Figure 6: Crambin in a simulation cell during a molecular dynamics simulation.
7: Model validation
Every model contains errors. The model with the lowest forcefield energy might still be folded completely wrong. That is why the model should be checked for bumps and if the bond angles, torsion angles and bond lenghts are within normal ranges. Other properties, like the distribution of polar/apolar residues, can be compared with real structures. This can be done by using the check-options in WHATIF. The output can help in the identification of errors in the model. When an error occurs far away from the active site, it does not have to be bad. But when an error occurs in the active site, one should reconsider the template and/or alignment.

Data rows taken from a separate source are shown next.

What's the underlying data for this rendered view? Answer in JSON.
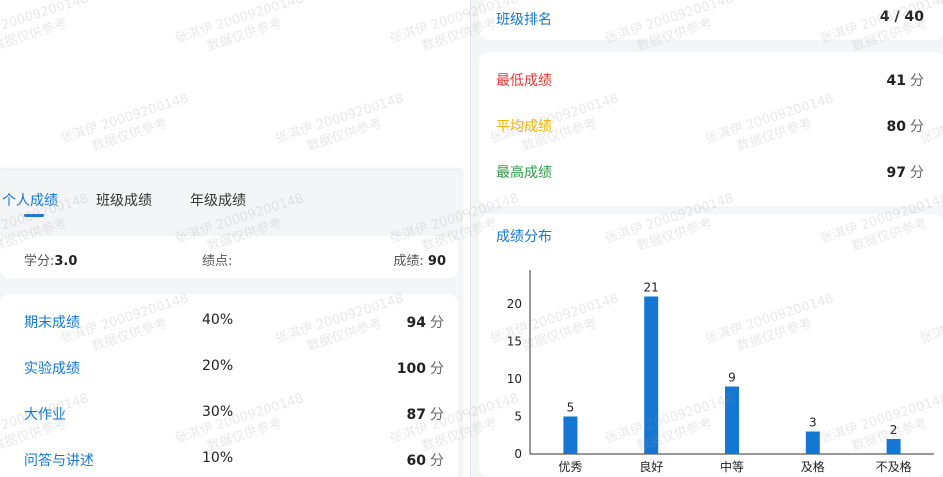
{
  "tabs": [
    {
      "label": "个人成绩",
      "active": true
    },
    {
      "label": "班级成绩",
      "active": false
    },
    {
      "label": "年级成绩",
      "active": false
    }
  ],
  "credit": {
    "credit_label": "学分:",
    "credit_value": "3.0",
    "gpa_label": "绩点:",
    "gpa_value": "",
    "total_label": "成绩:",
    "total_value": "90"
  },
  "scores": [
    {
      "name": "期末成绩",
      "weight": "40%",
      "value": "94",
      "unit": "分"
    },
    {
      "name": "实验成绩",
      "weight": "20%",
      "value": "100",
      "unit": "分"
    },
    {
      "name": "大作业",
      "weight": "30%",
      "value": "87",
      "unit": "分"
    },
    {
      "name": "问答与讲述",
      "weight": "10%",
      "value": "60",
      "unit": "分"
    }
  ],
  "rank": {
    "label": "班级排名",
    "value": "4 / 40"
  },
  "stats": [
    {
      "label": "最低成绩",
      "value": "41",
      "unit": "分",
      "color": "#e53935"
    },
    {
      "label": "平均成绩",
      "value": "80",
      "unit": "分",
      "color": "#f4b400"
    },
    {
      "label": "最高成绩",
      "value": "97",
      "unit": "分",
      "color": "#2e9b48"
    }
  ],
  "distribution_title": "成绩分布",
  "chart_data": {
    "type": "bar",
    "categories": [
      "优秀",
      "良好",
      "中等",
      "及格",
      "不及格"
    ],
    "values": [
      5,
      21,
      9,
      3,
      2
    ],
    "ylim": [
      0,
      24
    ],
    "yticks": [
      0,
      5,
      10,
      15,
      20
    ],
    "bar_color": "#1677d2",
    "grid": false
  },
  "watermark": {
    "line1": "张淇伊 20009200148",
    "line2": "数据仅供参考"
  }
}
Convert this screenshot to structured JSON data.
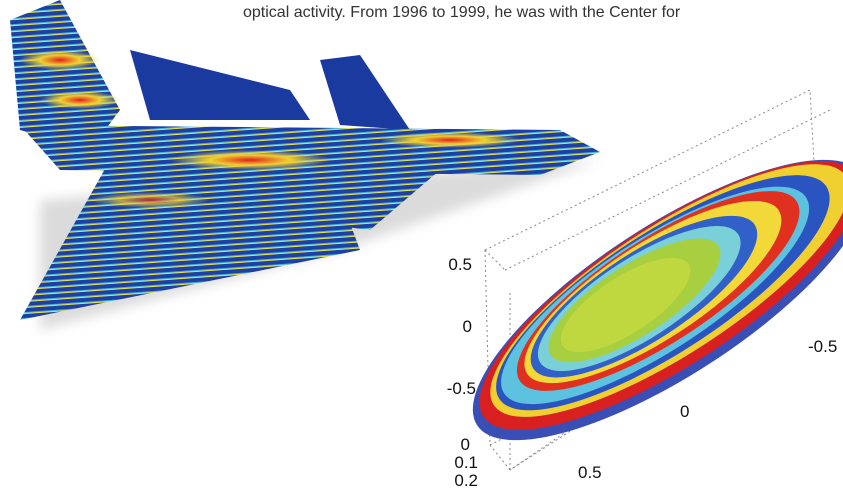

In practice the majority of these steps can be done by the program WHATIF Yasara Twinset. This program needs a target sequence with predicted secondary structure and a template. Both can be obtained by sending the sequence to the online psipred-server. The first time this server should predict the secondary structure (PSIPRED v2.4), the second time the server should perform a fold recognition (mGenTHREADER - with profiles and predicted secondary structure). With the output from this server, Yasara can make an alignment and start building the model. For different chains in one model the procedure is slightly different. Now the alignment has to be made by hand and can be used as pir-file in Yasara. The secondary structure prediction is still needed. Yasara will generate different candidate models. Refinements and molecular dynamics simulations will be performed automatically on these and the scores are compared. The best model is kept. Validation checks are done by WHATIF.